In a linear equation expressed in the slope-intercept form, the slope is a crucial element that tells you how steep the line is. It's represented by the letter \(m\). The slope is calculated based on how quickly the \(y\) value changes to the \(x\) value. In the coordinate system, we say that the slope is the "rise over run," or the change in \(y\) over the change in \(x\).
For example, if an equation is written as \(y = \frac{3}{2}x + 3\), the slope, \(m\), is \(\frac{3}{2}\). This means:

• For every 2 units you move horizontally (to the right), the line rises vertically (up) by 3 units.
• If you move horizontally 2 units to the left, you go down 3 units vertically.

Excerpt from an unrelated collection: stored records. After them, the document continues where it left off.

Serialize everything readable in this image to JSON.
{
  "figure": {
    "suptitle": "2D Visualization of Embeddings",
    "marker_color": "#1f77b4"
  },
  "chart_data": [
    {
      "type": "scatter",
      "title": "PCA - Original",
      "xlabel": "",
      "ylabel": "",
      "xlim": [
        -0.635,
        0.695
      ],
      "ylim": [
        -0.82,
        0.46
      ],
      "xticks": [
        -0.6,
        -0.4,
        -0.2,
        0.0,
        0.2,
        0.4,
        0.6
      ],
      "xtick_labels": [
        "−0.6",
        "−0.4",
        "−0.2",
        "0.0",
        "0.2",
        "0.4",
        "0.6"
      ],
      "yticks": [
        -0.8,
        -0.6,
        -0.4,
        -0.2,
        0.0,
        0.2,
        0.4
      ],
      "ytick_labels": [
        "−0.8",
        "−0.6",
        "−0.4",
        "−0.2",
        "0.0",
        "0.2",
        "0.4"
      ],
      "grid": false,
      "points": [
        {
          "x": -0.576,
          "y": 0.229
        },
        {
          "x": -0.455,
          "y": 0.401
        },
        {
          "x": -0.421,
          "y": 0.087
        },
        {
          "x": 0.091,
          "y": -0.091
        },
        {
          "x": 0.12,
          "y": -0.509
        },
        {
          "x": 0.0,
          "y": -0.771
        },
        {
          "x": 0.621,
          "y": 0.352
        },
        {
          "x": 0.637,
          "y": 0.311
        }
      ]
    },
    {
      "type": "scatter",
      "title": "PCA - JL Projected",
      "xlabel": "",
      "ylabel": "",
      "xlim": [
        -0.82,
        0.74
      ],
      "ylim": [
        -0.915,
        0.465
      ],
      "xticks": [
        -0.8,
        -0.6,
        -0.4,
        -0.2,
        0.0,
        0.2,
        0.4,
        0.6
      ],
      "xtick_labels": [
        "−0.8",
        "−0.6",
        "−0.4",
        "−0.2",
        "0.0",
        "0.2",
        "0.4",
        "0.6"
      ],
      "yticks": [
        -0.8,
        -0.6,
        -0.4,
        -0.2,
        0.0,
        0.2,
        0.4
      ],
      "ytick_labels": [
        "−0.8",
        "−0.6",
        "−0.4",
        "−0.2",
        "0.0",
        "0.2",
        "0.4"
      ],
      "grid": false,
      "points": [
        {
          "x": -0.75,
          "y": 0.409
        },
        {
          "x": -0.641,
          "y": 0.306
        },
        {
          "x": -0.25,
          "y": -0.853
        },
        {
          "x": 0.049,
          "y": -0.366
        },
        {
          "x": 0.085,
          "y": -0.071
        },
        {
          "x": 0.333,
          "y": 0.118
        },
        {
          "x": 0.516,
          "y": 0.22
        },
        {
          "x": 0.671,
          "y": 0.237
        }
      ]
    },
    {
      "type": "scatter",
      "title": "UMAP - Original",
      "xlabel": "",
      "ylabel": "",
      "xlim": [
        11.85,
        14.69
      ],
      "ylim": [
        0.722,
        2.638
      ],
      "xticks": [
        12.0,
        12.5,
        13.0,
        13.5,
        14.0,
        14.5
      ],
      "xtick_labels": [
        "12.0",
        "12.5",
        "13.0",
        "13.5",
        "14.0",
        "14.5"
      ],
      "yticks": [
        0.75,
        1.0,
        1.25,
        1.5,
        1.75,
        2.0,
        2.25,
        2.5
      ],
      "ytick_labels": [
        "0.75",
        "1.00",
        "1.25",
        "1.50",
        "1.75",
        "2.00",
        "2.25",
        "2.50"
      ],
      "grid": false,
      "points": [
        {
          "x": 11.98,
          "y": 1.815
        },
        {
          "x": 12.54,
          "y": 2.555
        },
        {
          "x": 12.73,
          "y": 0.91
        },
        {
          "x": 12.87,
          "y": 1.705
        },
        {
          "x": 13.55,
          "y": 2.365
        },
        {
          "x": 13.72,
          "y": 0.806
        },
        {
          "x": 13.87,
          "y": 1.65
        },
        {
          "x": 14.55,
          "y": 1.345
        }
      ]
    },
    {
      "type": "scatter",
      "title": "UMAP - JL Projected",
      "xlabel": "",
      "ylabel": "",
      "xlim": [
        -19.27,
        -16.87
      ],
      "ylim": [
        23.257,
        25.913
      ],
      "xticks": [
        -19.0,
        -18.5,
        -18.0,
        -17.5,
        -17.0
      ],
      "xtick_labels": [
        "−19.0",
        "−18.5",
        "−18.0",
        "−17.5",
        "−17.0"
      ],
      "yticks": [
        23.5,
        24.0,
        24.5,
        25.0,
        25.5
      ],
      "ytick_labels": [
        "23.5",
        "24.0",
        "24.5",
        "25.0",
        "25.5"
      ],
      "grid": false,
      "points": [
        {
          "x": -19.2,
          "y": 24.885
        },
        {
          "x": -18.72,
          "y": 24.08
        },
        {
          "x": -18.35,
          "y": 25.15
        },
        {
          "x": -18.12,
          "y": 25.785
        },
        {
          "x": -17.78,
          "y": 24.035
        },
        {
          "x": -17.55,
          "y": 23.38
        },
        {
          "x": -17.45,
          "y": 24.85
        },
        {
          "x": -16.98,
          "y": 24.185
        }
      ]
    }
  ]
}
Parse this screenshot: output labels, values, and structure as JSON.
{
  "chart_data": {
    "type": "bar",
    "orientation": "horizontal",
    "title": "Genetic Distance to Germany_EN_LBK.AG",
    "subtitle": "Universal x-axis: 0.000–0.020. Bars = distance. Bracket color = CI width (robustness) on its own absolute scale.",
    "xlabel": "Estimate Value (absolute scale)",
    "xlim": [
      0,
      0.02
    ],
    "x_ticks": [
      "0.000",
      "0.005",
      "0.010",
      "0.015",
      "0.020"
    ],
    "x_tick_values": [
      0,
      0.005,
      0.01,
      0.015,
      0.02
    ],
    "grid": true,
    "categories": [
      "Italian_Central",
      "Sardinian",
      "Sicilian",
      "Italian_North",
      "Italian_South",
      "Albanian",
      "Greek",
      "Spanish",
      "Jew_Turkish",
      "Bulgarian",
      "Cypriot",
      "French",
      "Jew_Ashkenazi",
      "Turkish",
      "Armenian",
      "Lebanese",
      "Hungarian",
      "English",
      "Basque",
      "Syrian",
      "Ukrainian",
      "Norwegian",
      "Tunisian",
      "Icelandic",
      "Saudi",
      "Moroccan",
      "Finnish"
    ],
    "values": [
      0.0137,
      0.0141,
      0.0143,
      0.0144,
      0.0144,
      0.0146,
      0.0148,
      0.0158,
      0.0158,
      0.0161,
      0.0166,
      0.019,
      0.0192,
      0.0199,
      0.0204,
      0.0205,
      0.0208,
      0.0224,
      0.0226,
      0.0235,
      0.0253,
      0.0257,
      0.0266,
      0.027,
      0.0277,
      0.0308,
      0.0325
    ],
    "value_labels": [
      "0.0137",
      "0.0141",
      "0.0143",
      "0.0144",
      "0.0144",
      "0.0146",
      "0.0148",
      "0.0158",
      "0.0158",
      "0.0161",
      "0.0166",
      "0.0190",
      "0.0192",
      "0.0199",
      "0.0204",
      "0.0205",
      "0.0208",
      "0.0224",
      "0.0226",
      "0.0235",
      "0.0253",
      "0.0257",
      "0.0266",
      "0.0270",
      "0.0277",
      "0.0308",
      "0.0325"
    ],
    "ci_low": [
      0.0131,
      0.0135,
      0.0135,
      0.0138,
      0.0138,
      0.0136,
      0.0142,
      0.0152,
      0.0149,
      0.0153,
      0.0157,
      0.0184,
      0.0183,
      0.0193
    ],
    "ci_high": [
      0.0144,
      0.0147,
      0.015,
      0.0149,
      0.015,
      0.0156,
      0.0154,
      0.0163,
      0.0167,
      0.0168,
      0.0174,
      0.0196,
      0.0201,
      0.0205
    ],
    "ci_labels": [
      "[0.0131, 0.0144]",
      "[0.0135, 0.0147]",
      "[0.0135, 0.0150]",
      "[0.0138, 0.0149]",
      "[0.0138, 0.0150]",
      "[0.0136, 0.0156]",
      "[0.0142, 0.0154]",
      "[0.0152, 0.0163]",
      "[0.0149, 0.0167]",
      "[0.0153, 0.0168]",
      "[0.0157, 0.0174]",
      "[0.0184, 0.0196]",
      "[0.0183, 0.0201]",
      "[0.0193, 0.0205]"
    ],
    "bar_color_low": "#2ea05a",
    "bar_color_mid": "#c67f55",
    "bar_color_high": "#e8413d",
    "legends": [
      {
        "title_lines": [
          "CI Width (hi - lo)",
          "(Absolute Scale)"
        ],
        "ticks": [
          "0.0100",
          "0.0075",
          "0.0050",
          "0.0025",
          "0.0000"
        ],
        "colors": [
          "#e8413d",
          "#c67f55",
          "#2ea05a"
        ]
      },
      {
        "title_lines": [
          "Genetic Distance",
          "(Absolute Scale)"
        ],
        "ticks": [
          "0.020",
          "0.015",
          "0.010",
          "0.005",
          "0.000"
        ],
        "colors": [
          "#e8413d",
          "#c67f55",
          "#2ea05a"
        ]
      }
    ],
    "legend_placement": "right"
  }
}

Understanding this makes it easier to draw the line accurately on a graph. Remember, slopes can be positive, negative, zero, or undefined, depending on the direction and steepness of the line:

The y-intercept of a line is where it crosses the y-axis. It's like the starting point of the line if you were walking from left to right on the graph. You'll find it by looking at the \(b\) value in the slope-intercept form \(y = mx + b\).
For our example, \(y = \frac{3}{2}x + 3\), the y-intercept \(b\) is 3. So, the line crosses the y-axis at \( (0, 3) \). This tells you that no matter what value of \(x\), if \(x=0\), \(y\) will always be 3.
The y-intercept is very important, as it helps you start plotting the line. Once you know where the line starts on the vertical axis, using the slope, you can plot any additional points needed to draw the line accurately.

Graphing linear equations involves a series of straightforward steps once you understand the slope and the y-intercept. Let's walk through these steps using the equation \(y = \frac{3}{2}x + 3\).
First, start by plotting the y-intercept on the graph. In this case, the y-intercept is 3, so the point is \((0, 3)\). This is where your line will intersect the y-axis. Next, utilize the slope, which is \(\frac{3}{2}\), to determine the direction and angle of your line.

• From the point \((0, 3)\), move 2 units to the right along the \(x\)-axis.
• From there, move up 3 units parallel to the \(y\)-axis.
• Plot that second point, which will be at \((2, 6)\).

Now that you have two points, you can draw a straight line through them. Extend this line in both directions to complete the graph of the equation. This process allows you to visualize the relationship between \(x\) and \(y\), and with practice, it becomes an intuitive way to graph linear equations.